New-York – Savannah – Charleston

On déduit du récit que l’auteur est envoyé avec d’autres marins aux États-Unis pour former les équipages de grands voiliers qui reviendront en France avec des cargaisons de charbon. « L’ordre nous est venu d’embarquer le 23 mars 1918 sur un grand paquebot qui venait de débarquer 10 000 hommes de troupe à Brest. » Il commence par passer deux mois à Brooklyn en attendant que son voilier soit prêt à Savannah ; ils sont logés sur un bateau à deux étages à quai, c’est un dépôt de marins US où il découvre le self-service, où l’on mange debout ; il signale sa bonne vie (p. 72) « il arrivait tous les jours à bord plus d’invitations qu’on était de marins français. Les Américains faisaient un point d’honneur d’avoir deux, trois et plus de marins français quand ils avaient des invités en soirée. » Il a la chance d’être assez bon danseur (fox trot), « la danse, ça rentrait assez vite » Durant ces deux mois, c’est du manque de sommeil qu’il a le plus souffert, le réveil à bord étant fixé impérativement à 6 h 30. Il a un peu honte, au moment où il consigne ces aventures festives à New-York, en pensant aux malheureux soldats dans la tranchée, mais il ne se sent pas responsable (p. 71) : « J’ai demandé à être volontaire, j’ignorais alors comment je me serai trouvé par la suite. (…)  j’ai passé deux mois de la sorte. Une chose que je n’oublierai pas. Nous étions demandés par les grands théâtres pour chanter La Marseillaise aux entractes, j’avais de la voix alors. »

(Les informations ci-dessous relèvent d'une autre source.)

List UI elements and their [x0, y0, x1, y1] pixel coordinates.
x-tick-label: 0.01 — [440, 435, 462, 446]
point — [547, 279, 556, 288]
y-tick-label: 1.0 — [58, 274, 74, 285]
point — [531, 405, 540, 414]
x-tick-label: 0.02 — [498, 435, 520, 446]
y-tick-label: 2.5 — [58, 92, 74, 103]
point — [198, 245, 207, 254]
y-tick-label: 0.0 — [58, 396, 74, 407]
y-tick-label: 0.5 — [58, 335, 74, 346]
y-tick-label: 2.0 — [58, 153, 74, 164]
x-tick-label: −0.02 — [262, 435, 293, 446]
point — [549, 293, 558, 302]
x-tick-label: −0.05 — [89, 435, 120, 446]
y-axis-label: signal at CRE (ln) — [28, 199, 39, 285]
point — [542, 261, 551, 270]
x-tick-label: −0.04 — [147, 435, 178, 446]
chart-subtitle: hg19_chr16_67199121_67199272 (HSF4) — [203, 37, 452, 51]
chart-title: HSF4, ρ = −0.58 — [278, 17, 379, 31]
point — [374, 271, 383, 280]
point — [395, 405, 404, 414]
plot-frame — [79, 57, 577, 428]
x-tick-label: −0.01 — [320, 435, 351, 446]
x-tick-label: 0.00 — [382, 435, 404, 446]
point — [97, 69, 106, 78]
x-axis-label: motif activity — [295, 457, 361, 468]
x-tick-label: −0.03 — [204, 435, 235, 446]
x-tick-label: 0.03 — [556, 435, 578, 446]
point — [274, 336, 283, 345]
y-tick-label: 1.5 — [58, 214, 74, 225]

L’ambiance change radicalement lorsqu’ils prennent en main à Savannah leur quatre-mâts goélette Ypres (équipage 22 hommes), il devient alors gabier et doit vaincre le vertige. Le voyage inaugural vers la France tourne rapidement à la catastrophe car, chargé de charbon, dans une mer très forte, « un mât libéré de ses haubans tribord se casse au ras du pont entraînant avec lui l’étai de tangage, et le mât d’artimon qui se casse à moitié. » L’ambiance n’est plus au fox-trot : « Le commandant fait monter l’équipage sur la dunette arrière et me dit de me préparer à tirer avec le canon sur l’étai de tangage pour faire tomber le troisième mât. [les coups de roulis menaçant la structure du bateau] ; 4 coups de canon sont tirés et finissent par atteindre leur but, puis il faut ensuite mettre de l’ordre dans l’enchevêtrement des espars et des débris sur le pont. Après quelques heures d’un travail dangereux (des barils ayant rompu leurs amarres passent et repassent rapidement…), le bateau n’est plus qu’une épave flottante. La TSF permet de prévenir un remorqueur, qui ramène le Ypres à Charleston. Ils y restent deux mois jusqu’en octobre 1918, le temps pour les charpentiers américains de réparer les mâts. On désigne l’auteur comme « quartier de commission » : se débrouillant en américain, il va faire les courses, et, invité par les fournisseurs, il fréquente les cinémas ; il mentionne également la ségrégation raciale. Le Ypres appareille enfin, et le 11 novembre 1918 le trouve dans la rade de Saint-Jean de Terre-Neuve (Canada).

Police de la pêche

Revenu à Brest, notre marin est affecté sur un chalutier pris aux Russes (le T 35 qui devient le Commandant Vergognan), et le 1er janvier 1919, il appareille avec deux autres chalutiers armés pour Terre-Neuve, en mission de surveillance et de police des pêches. Son commandant qui l’apprécie essaie de le convaincre de rester dans la Marine : « à 33 ans, vous aurez 15 ans [de service] et je vous prédis que vous serez alors maître, vous pourrez si vous voulez prendre votre retraite et vous trouveriez dans le civil les meilleures places. » E. Guargadennec confie « qu’il a beaucoup regretté de n’avoir pas suivi ces conseils », car son itinéraire professionnel entre-deux guerres a été très difficile. Démobilisé le 21 novembre 1919, il conclut son évocation de la guerre en disant qu’il n’a jamais eu ni faim ni soif et que contrairement à la majorité des soldats, il n’a jamais été beaucoup en danger.

Voici donc un témoignage intéressant, bien qu’assez atypique, certes parce que les marins ne représentent qu’une minorité de l’ensemble des mobilisés, mais surtout en raison de l’originalité du parcours de l’auteur, au gré de ses aventures variées.